Türkiye’ye gelince, Gazeteci ve Yazar olarak 20 senedir TV Programlarına katılıyorum. Bizde üniversite bitirmiş biri diplomayı alınca dünyaları ben yarattım psikolojisine giriyor. Kendi uzmanlık alanının dışında kalan her konuda konuşuyor. Katıldığım programlarda bu tür isimler kamera önünde bizim araştırma konularımıza karşı çıkarlar, ama yayın arasında ve sonrasında "siz haklısınız ama ben sizi desteklersem, bilim dünyasından tepki görürüm" diyorlar.
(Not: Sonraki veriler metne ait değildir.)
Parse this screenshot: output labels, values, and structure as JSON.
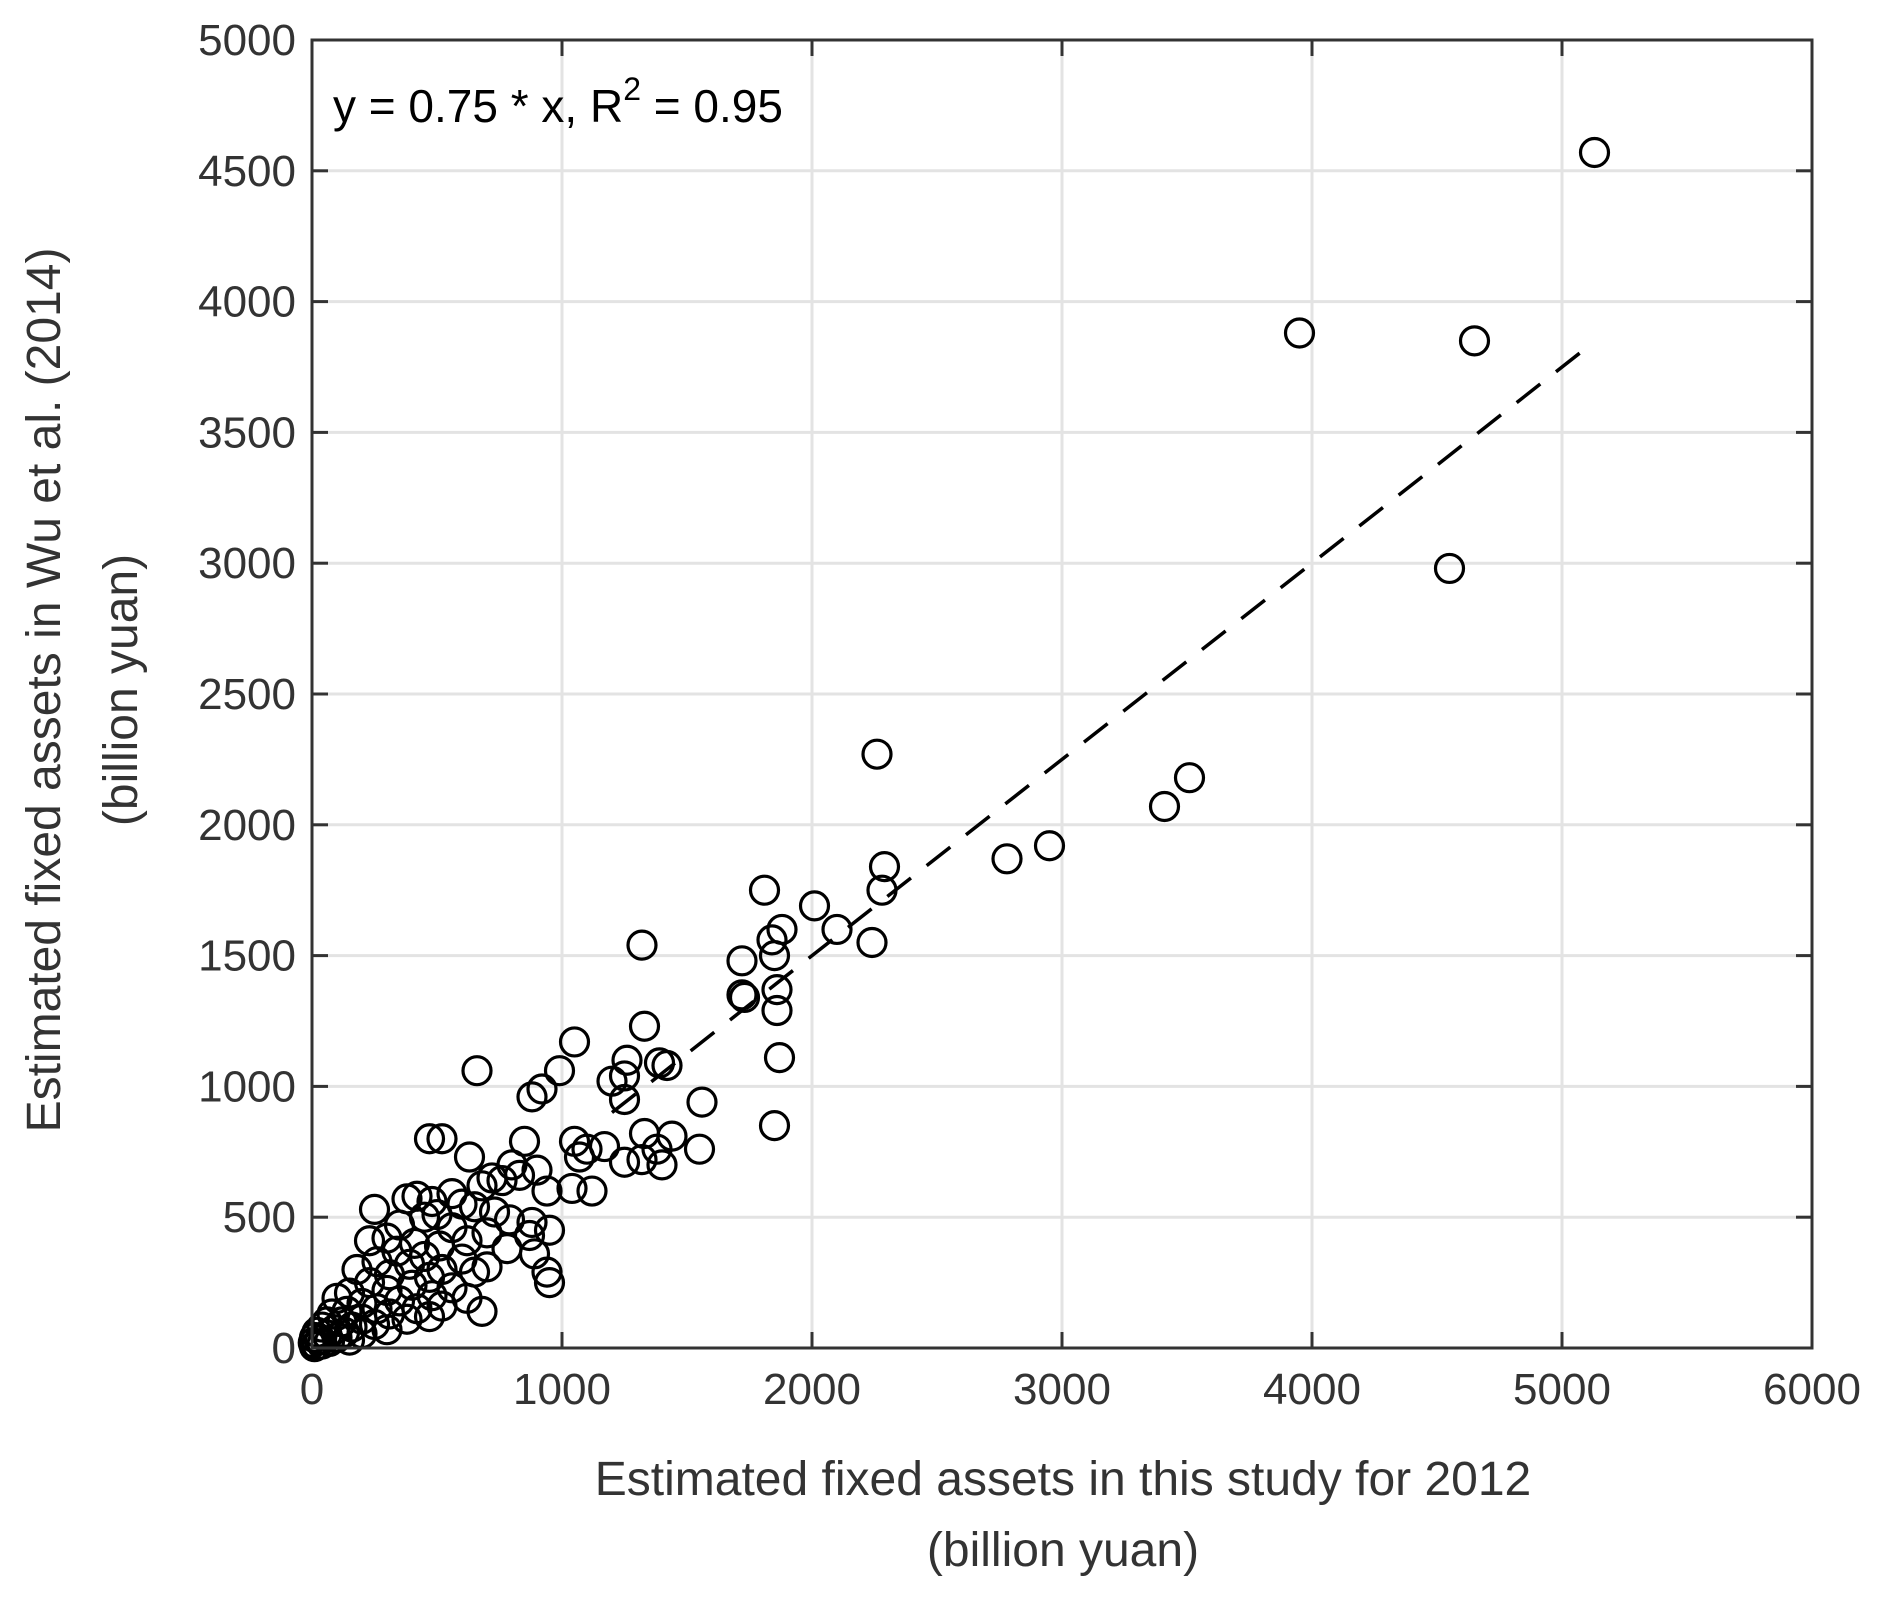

Peki ben araştırmacı gazeteci olarak 38 yıllık mesleğe sahibim ve yazığım 18 tane kitap var. Belge ve kitap toplamaya 1980 yılında başladım. Halen de araştırıyorum ve öğreniyorum.
NASA ve Rus Uzay Ajansının projelerini bilmeyen ve orada yapılan çalışmaların ispatını isteyen bu tiplere benim verdiğim cevap siz gidin baş vurun, ben ispat etmek zorunda değilim. NASA’nın Uzay çalışmaları biliniyor. Ay ve Apollo Uçuşlarında yaşananlar belli iken bunları nasıl inkar edebiliyorlar, insanın aklı almıyor. Apollo Projesinin ABD'ye 1960-1972 arasındaki maliyeti 24 Milyar Dolar’dır. Bugünkü değer ile bu rakam 240 Milyar Dolar eder.
ABD, 'Ay Projesi Artemis’i başlattı. 2024’de Ay’a kadın ve erkek astronot indirilecek, üs kurulma planları hazırlanıyor. Ayın çevresinde Uzay İstasyonu yerleştirilecek. Aynı şekilde Rusya ve Çin’de üs ve istasyon kurma üzere anlaştılar. Bu çalışmalar Dünya Basını önünde konuşulurken, belgeler videolar var. Projede çalışan bilim insanları açıklamalarda bulunurken, biz de bunu önemsemeyen okumuş cahillerin bulunması kötüdür.
Türkiye’de 20 yılda çok fazla özel Üniversite açıldı ama hangisinin bir bilimsel yarışmaya katılıp bir proje sunduğunu gördünüz. Nobel’e aday olacak bir proje var mı? Yok. Aziz Sancar’ın Nobel’i kazanmasıyla gururlandık ama O’da ABD’de okudu ve bilimsel çalışmasını orada gerçekleştirdi.
Sonuç olarak, bilime sırt çeviren İslam Dünyası’nın geride kalması normaldir.
Peki bunu değiştirmek için ne yapılıyor. Bizce hiçbir şey.. Bizde diğer ülkelere rağmen bazı gelişmeler var ama bu da yetersiz kalıyor. Sonuçta ABD ve Avrupa’dan geri kalmaya devam ediyoruz.
Çin ise büyük atılıma geçti ve teknolojik olarak hızla ilerlerken, 2008’den bu yana Uzay çalışmalarına da önem veriyor. Bize göre gelecekte dünyanın yeni teknoloji üssü Çin olabilir.